1.1k views Asked by At

I haven't seen this specific scenario in my research for this error in Numba. This is my first time using the package so it might be something obvious.

I have a function that calculates engineered features in a data set by adding, multiplying and/or dividing each column in a dataframe called data and I wanted to test whether numba would speed it up

@jit
def engineer_features(engineer_type,features,joined):
    #choose which features to engineer (must be > 1)
    engineered = features

    if len(engineered) > 1:
        if 'Square' in engineer_type:
            sq = data[features].apply(np.square)
            sq.columns = map(lambda s:s + '_^2',features)

        for c1,c2 in combinations(engineered,2):
            if 'Add' in engineer_type:
                data['{0}+{1}'.format(c1,c2)] = data[c1] + data[c2]
            if 'Multiply' in engineer_type:
                data['{0}*{1}'.format(c1,c2)] = data[c1] * data[c2]
            if 'Divide' in engineer_type:
                data['{0}/{1}'.format(c1,c2)] = data[c1] / data[c2]

        if 'Square' in engineer_type and len(sq) > 0:
            data= pd.merge(data,sq,left_index=True,right_index=True)

        return data

When I call it with lists of features, engineer_type and the dataset:

engineer_type = ['Square','Add','Multiply','Divide']   

df = engineer_features(engineer_type,features,joined)

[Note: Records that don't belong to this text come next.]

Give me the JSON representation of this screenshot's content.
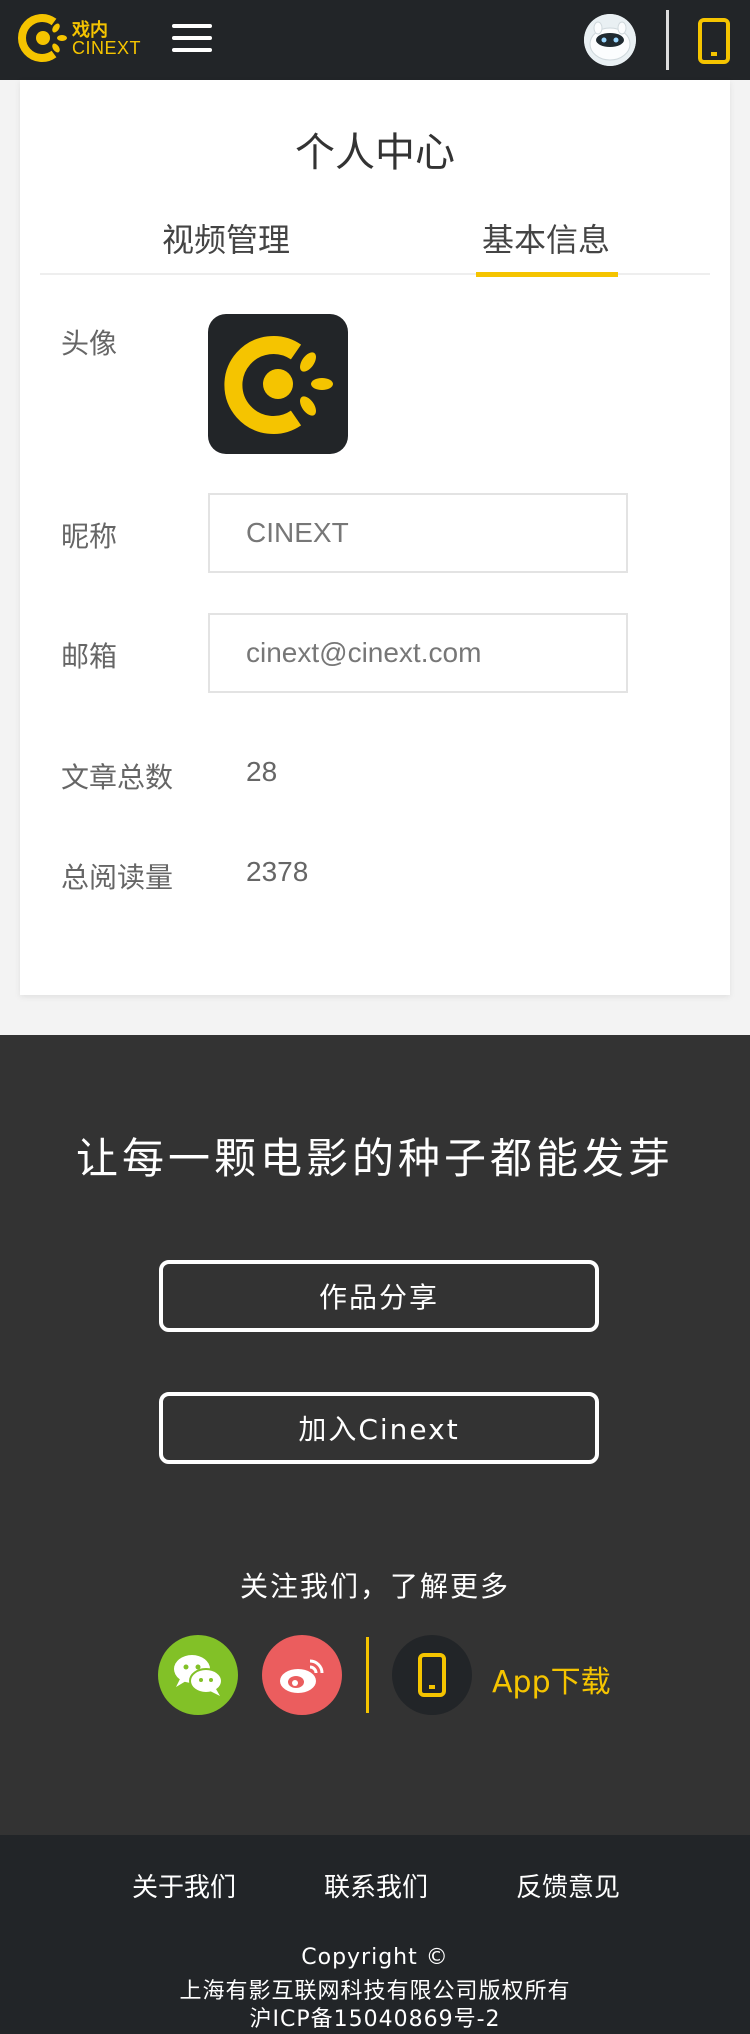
{
  "header": {
    "logo_cn": "戏内",
    "logo_en": "CINEXT",
    "icons": {
      "menu": "hamburger-menu-icon",
      "avatar": "user-avatar",
      "phone": "phone-icon"
    },
    "colors": {
      "bg": "#222528",
      "accent": "#f5c400"
    }
  },
  "card": {
    "title": "个人中心",
    "tabs": [
      {
        "label": "视频管理",
        "active": false
      },
      {
        "label": "基本信息",
        "active": true
      }
    ],
    "avatar_label": "头像",
    "nickname_label": "昵称",
    "nickname_value": "CINEXT",
    "email_label": "邮箱",
    "email_value": "cinext@cinext.com",
    "articles_label": "文章总数",
    "articles_value": "28",
    "reads_label": "总阅读量",
    "reads_value": "2378"
  },
  "promo": {
    "slogan": "让每一颗电影的种子都能发芽",
    "share_button": "作品分享",
    "join_button": "加入Cinext",
    "follow_text": "关注我们，了解更多",
    "app_label": "App下载",
    "colors": {
      "bg": "#333333",
      "wechat": "#82c127",
      "weibo": "#eb5d5e"
    }
  },
  "footer": {
    "links": [
      "关于我们",
      "联系我们",
      "反馈意见"
    ],
    "copyright": "Copyright ©",
    "company": "上海有影互联网科技有限公司版权所有",
    "icp": "沪ICP备15040869号-2"
  }
}
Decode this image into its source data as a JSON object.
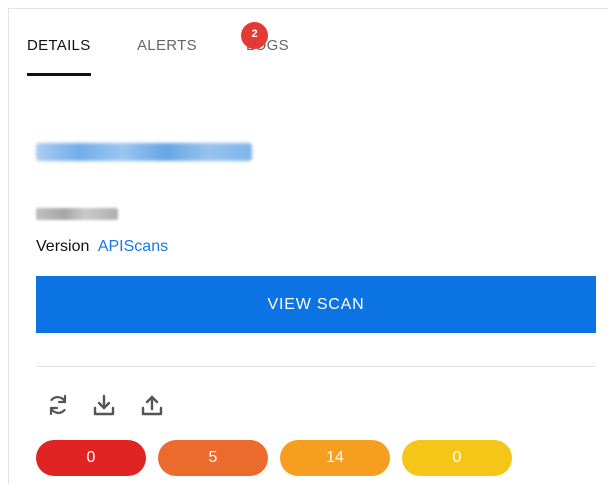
{
  "tabs": [
    {
      "label": "DETAILS",
      "active": true
    },
    {
      "label": "ALERTS",
      "active": false,
      "badge": "2"
    },
    {
      "label": "LOGS",
      "active": false
    }
  ],
  "details": {
    "version_label": "Version",
    "version_link": "APIScans",
    "view_scan_label": "VIEW SCAN"
  },
  "actions": {
    "icons": [
      "refresh-icon",
      "download-icon",
      "upload-icon"
    ]
  },
  "severity_counts": [
    {
      "value": "0",
      "color": "#e02424"
    },
    {
      "value": "5",
      "color": "#ec6a2c"
    },
    {
      "value": "14",
      "color": "#f59e1f"
    },
    {
      "value": "0",
      "color": "#f5c518"
    }
  ],
  "colors": {
    "accent": "#0b73e3",
    "link": "#1877e8",
    "badge": "#e53935"
  }
}
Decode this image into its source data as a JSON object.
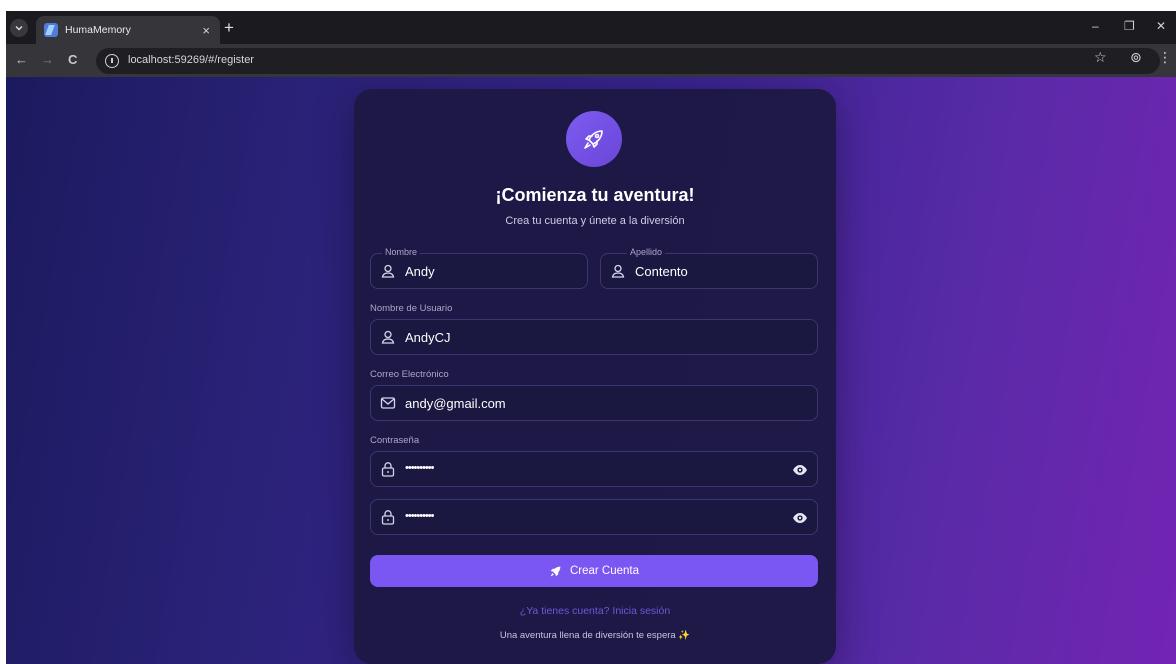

I get the error: Failed at object (analyzing bytecode) 'DataFlowAnalysis' object has no attribute 'op_MAKE_FUNCTION'

2

There are 2 answers

0
Carlos Vega On

Same question here. I think the problem might be the lambda function since numba does not support function creation.

0
Aseem On

I had this same error. Numba doesnt support pandas. I converted important columns from my pandas df into bunch of arrays and it worked successfully under @JIT. Also arrays are much faster then pandas df, incase you need it for processing large data.